Podría citar otros ejemplos, como el del danés Tycho Brahe, el último gran astrónomo anterior a la invención del telescopio, que terminó en Praga como Matemático Imperial en la corte de Rodolfo II cuando cesó el favor del rey de Dinamarca, que le había permitido disponer de un complejo astronómico, "Uraniburgo", en la isla de Hven, sin igual en la poca, o el del propio Galileo, siempre esforzándose en ganar el favor —sobre todo la seguridad económica— de príncipes y papas.
Ya hay voces que piden que Europa trate de atraer a científicos destacados que investigan en Estados Unidos
Pero más que ejemplos del pasado lejano, lo que interesa en la presente ocasión es recordar lo mucho que debe Estados Unidos a científicos europeos que se instalaron allí a partir de la década de 1930. Y no solo los que cambiaron la vieja y dramática Europa de las políticas racistas de Hitler y de los años de plomo de la Segunda Guerra Mundial, porque antes muchos científicos estadounidenses viajaron al Viejo Continente buscando una ciencia que en su país no existía.
Científicos como el ahora tan famoso por la película que lleva su nombre, Robert Oppenheimer, que pasó tiempo en el Cambridge inglés, en Leiden y en Gotinga, donde se doctoró (1927) con la ayuda de Max Born, uno de los creadores de la mecánica cuántica, entre cuyos principales apóstoles (introductores) en América, hasta entonces tierra inhóspita para una ciencia que cambiaría el mundo, se encuentra el propio Oppenheimer.
El principal responsable del exilio de científicos europeos hacia otros países fue, por supuesto, Hitler. Y no hay que olvidar que Alemania era entonces la gran nación de la ciencia. Se ha estimado que al menos entre 2.400 y 2.500 científicos e ingenieros abandonaron aquella Alemania (y posteriormente Austria).

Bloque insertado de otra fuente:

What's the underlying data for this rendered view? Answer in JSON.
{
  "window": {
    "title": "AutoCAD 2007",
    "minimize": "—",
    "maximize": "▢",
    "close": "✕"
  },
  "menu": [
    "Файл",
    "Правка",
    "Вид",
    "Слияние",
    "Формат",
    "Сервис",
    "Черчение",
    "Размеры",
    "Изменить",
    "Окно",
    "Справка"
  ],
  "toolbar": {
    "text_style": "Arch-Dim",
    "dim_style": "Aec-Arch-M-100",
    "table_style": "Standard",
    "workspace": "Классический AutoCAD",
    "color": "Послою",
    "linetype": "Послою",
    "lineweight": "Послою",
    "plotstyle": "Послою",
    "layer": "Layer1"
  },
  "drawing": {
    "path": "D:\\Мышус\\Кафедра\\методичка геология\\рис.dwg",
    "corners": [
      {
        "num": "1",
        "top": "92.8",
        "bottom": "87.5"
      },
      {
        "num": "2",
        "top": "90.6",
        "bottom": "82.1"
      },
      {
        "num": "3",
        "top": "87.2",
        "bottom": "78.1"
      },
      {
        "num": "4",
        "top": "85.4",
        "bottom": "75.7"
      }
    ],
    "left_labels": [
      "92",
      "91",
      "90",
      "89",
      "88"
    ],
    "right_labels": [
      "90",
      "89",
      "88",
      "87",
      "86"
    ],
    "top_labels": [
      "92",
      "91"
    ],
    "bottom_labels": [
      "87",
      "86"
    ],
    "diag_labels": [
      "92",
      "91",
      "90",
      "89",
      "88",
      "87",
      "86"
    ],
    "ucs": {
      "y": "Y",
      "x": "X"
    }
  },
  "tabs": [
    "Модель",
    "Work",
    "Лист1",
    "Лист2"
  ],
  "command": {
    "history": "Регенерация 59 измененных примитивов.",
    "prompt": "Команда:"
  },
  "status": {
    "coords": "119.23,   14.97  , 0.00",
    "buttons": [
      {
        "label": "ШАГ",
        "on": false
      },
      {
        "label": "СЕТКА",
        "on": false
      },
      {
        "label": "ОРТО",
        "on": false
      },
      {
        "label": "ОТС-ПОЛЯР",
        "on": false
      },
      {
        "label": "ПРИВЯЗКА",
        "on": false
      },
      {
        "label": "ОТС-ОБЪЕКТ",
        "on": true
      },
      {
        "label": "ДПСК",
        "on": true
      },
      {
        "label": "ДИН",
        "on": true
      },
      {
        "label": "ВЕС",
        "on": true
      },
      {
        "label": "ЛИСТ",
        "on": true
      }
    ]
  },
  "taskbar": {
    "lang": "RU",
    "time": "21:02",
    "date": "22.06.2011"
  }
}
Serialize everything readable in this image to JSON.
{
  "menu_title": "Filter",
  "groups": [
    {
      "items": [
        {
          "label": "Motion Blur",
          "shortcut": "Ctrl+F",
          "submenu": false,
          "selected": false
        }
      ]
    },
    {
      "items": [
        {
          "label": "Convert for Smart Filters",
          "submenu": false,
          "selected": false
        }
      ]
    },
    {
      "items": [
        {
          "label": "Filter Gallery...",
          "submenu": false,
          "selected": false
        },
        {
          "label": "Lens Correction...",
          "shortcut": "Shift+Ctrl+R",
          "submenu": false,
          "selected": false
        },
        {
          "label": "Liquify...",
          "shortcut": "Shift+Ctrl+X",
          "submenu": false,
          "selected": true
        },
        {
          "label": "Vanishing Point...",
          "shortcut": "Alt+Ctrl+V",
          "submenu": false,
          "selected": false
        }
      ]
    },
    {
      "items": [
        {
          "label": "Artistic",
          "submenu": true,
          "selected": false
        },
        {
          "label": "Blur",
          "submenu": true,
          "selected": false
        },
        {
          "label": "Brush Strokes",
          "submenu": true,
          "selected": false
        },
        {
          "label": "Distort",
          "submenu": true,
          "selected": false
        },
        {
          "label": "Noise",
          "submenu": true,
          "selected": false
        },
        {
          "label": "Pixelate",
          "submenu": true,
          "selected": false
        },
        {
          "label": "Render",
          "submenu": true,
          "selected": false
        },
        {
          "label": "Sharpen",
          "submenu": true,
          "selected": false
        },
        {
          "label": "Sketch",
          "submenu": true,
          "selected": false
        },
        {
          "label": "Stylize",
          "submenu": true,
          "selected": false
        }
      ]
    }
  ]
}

De estos, un 37 por ciento se dirigieron en primer lugar a Gran Bretaña, un 35 a Estados Unidos, un 8 a Suiza, el mismo porcentaje a Palestina, a Brasil y a Argentina, un 5 en cada caso, y un 3 a Francia.
Como destino final, se tiene que el 57 por ciento se asentaron en Estados Unidos; un 11 tanto en Gran Bretaña como en las pequeñas naciones neutrales europeas, y un 6 en Palestina. La lista de estos emigrantes es impresionante.
Limitándome a mencionar a aquellos que obtuvieron el Premio Nobel, se tiene que en física están los alemanes A. Einstein, J. Franck, E. Schrödinger (austriaco), V. Hess (austriaco), O. Stern, F. Bloch, M. Born y H. Bethe, a los que hay que añadir de otros países, como los italianos Enrico Fermi y Emilio Segrè, o los húngaros Eugene Wigner, Dennis Gabor. En química, F. Haber y G. Herzberg, más el holandés Peter Debye y el húngaro George de Hevesy. En medicina y fisiología, O. Meyerhof, O. Loewi, B. Chain, H. A. Krebs, K. E. Bloch, M. Delbrück.
No todos, es cierto, se instalaron en Estados Unidos: Schrödinger escogió Irlanda, Born, Escocia, Haber, Inglaterra, aunque murió enseguida, Hevesy, Suecia, Herzberg, Canadá, Chain, Krebs y Gabor, Inglaterra. Y hubo otros que sin ser premios Nobel, dejaron una huella profunda en Estados Unidos, el caso del físico Edward Teller, el matemático John von Neumann o el ingeniero aeronáutico Theodore von Kármán, los tres húngaros.
No es posible entender la ciencia estadounidense sin lo que significó esa inmigración. Y aquello fue solo el principio, pues cuando se hizo patente la utilidad de la ciencia, especialmente durante la Segunda Guerra Mundial, los gobiernos, universidades e industrias estadounidenses dispusieron los medios para convertir su país en una meca que atrajo, hasta la fecha, a muchos de los mejores científicos europeos. ¿Podrá la vieja Europa aprovecharse ahora de las políticas que está introduciendo el presidente Trump para que se establezca una ruta inversa? No una "ruta de la seda", sino "de la ciencia".